Data Fusion Basics

Published in

Google Cloud - Community

4 min readDec 21, 2022

Fully managed, cloud-native data integration at any scale.

Cloud Data Fusion is a GUI based data integration service for building and managing data pipelines. It is based on CDAP, which is an open source framework for building data analytics applications for on-premise and cloud sources. It provides a wide variety of out of the box connectors to sources on GCP, other public clouds and on-premise sources.

Lets looks at few of the challenges which we often observe with ETL processing,

Disparate data assets in cloud and on-prem
Integration requires deep technical expertise and expensive resources
Slows down business decision making
Repetition and silos

Data fusion addresses the above challenges as it offers,

Graphical, code-free interface — provides simplicity, enables non-technical audience
Unified view over all data
100s of built-in cloud and on-prem connectors
Standardization via extensibility and reusability

Data Fusion has tow main focus to simplify the ETL processing,

Build a data pipeline without writing any code: as Data Fusion is built on top of the open-source CDAP project, it already comes with more than 100 connectors and it is constantly growing. Building a pipeline between a source and sink requires only a few clicks.
Do transformation without writing any code: Data Fusion comes with a set of built-in transformations that you can seamlessly apply to your data.

Beyond the capability to create code free GUI based pipelines, Data Fusion also provides features for visual data profiling and preparation, simple orchestration features, as well as granular lineage for pipelines.

Now we will go through with some basics concepts of data fusion to understand it more better,

Cloud Data Fusion instance

A Cloud Data Fusion instance is a unique deployment of Cloud Data Fusion.

You can create multiple instances in a single Google Cloud console project and can specify the Google Cloud region to create your Cloud Data Fusion instances in.

Based on your requirements and cost constraints, you can create a Developer, Basic, or Enterprise instance.

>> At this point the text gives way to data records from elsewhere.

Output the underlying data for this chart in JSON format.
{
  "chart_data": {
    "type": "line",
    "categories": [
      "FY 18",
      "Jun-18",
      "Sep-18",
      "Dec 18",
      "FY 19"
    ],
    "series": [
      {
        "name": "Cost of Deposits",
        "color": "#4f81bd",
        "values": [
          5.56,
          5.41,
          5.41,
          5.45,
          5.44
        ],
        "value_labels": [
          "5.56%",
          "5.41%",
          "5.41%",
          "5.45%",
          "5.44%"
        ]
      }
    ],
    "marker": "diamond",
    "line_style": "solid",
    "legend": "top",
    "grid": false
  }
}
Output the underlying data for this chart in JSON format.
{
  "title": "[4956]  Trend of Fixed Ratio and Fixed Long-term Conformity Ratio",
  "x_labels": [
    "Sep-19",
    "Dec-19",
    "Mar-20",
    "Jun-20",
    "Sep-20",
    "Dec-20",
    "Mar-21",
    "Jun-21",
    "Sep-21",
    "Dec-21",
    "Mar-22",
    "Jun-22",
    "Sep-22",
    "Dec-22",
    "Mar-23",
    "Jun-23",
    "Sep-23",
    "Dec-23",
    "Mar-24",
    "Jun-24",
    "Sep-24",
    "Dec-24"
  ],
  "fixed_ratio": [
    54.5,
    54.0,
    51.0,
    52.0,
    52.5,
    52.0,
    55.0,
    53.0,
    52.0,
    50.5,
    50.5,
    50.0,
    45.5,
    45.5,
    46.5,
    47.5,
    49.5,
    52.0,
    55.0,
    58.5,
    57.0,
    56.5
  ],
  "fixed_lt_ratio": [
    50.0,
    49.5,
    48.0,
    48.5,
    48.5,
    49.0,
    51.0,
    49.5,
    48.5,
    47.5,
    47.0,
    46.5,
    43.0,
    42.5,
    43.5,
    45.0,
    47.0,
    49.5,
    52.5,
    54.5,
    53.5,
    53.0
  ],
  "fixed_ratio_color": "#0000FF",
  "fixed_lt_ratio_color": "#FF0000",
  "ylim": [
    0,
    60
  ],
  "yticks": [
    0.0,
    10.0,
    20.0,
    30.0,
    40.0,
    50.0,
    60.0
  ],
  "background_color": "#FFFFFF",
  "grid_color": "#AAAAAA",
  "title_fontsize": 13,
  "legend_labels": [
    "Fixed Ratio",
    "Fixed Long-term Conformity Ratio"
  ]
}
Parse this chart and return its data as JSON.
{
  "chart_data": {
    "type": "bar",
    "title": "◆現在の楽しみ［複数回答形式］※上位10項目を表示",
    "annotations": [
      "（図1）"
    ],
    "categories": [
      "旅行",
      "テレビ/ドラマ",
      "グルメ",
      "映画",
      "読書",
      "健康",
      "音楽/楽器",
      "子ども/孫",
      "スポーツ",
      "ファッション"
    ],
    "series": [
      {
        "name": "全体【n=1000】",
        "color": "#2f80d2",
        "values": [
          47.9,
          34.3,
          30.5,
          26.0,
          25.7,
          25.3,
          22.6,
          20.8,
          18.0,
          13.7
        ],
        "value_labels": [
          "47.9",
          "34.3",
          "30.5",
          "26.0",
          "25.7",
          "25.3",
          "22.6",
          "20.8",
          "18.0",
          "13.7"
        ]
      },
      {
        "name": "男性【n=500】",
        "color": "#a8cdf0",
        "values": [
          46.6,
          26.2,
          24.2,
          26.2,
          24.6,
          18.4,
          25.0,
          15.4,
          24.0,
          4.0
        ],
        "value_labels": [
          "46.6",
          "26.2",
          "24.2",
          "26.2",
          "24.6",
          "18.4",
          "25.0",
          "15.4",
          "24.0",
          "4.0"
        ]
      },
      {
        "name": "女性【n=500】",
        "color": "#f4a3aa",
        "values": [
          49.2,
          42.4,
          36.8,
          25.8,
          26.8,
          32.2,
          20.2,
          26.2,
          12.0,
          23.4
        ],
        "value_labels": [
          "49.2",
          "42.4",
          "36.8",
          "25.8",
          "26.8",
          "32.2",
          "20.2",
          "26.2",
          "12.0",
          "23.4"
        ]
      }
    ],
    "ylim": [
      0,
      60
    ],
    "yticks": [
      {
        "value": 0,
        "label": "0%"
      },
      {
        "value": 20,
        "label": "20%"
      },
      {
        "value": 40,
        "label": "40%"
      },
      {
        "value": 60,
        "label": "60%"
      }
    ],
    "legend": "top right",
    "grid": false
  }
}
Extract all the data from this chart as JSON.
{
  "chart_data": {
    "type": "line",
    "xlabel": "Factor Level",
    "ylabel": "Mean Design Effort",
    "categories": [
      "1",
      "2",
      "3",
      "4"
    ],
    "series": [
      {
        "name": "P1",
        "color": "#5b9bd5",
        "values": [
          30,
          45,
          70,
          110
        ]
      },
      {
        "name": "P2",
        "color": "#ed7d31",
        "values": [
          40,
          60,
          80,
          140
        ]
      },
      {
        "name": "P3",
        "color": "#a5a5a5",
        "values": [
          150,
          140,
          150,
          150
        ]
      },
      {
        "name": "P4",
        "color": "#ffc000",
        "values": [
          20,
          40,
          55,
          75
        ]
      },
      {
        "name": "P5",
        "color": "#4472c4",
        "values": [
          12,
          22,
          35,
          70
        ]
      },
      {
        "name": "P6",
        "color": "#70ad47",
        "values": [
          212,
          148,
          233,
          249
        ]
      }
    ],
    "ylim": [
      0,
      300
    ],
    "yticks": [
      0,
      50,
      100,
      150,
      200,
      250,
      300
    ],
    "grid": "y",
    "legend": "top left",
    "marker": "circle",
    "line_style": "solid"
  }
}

Each Cloud Data Fusion instance contains a unique, independent Cloud Data Fusion deployment that contains a set of services, that handle pipeline lifecycle management, orchestration, coordination, and metadata management. These services run using long-running resources in a tenant project.

Execution environment

Cloud Data Fusion creates ephemeral execution environments to run pipelines when you manually run your pipelines or when pipelines run through a time schedule or a pipeline state trigger. Cloud Data Fusion supports Dataproc as an execution environment, in which you can choose to run pipelines as MapReduce, Spark, or Spark Streaming programs.

Pipeline

A pipeline is a way to visually design data and control flows to extract, transform, blend, aggregate, and load data from various on-premises and cloud data sources. Building pipelines lets you create complex data processing workflows that can help you solve data ingestion, integration, and migration problems. You can use Cloud Data Fusion to build both batch and real-time pipelines, depending on your needs.

Pipeline node

In the Studio page of the Cloud Data Fusion UI, pipelines are represented as a series of nodes arranged in a directed acyclic graph (DAG), forming a one-way flow. Nodes represent the various actions that you can take with your pipelines, such as reading from sources, performing data transformations, and writing output to sinks. You can develop data pipelines in the Cloud Data Fusion UI by connecting together sources, transformations, sinks, and other nodes.

Plugin

A plugin is a customisable module that can be used to extend the capabilities of Cloud Data Fusion. Cloud Data Fusion provides plugins for sources, transforms, aggregates, sinks, error collectors, alert publishers, actions, and post-run actions.

Compute profile

A compute profile specifies how and where a pipeline is executed. A profile encapsulates any information required to set up and delete the physical execution environment of a pipeline.

User Interface

Namespaces

You can use namespaces to partition a Cloud Data Fusion instance to achieve application and data isolation in your design and execution environments.

Hub

In the Cloud Data Fusion UI, you can click Hub to browse plugins, sample pipelines, and other integrations.

Pipeline execution

Pipeline is deployed in a namespace called ‘Data Pipeline-Batch’ . It has multiple pipeline nodes which are doing specific action to read, write or transform the data. Once pipeline is ready it can be run on a dataproc cluster.

Hope you found article Helpful !! Happy Reading !!!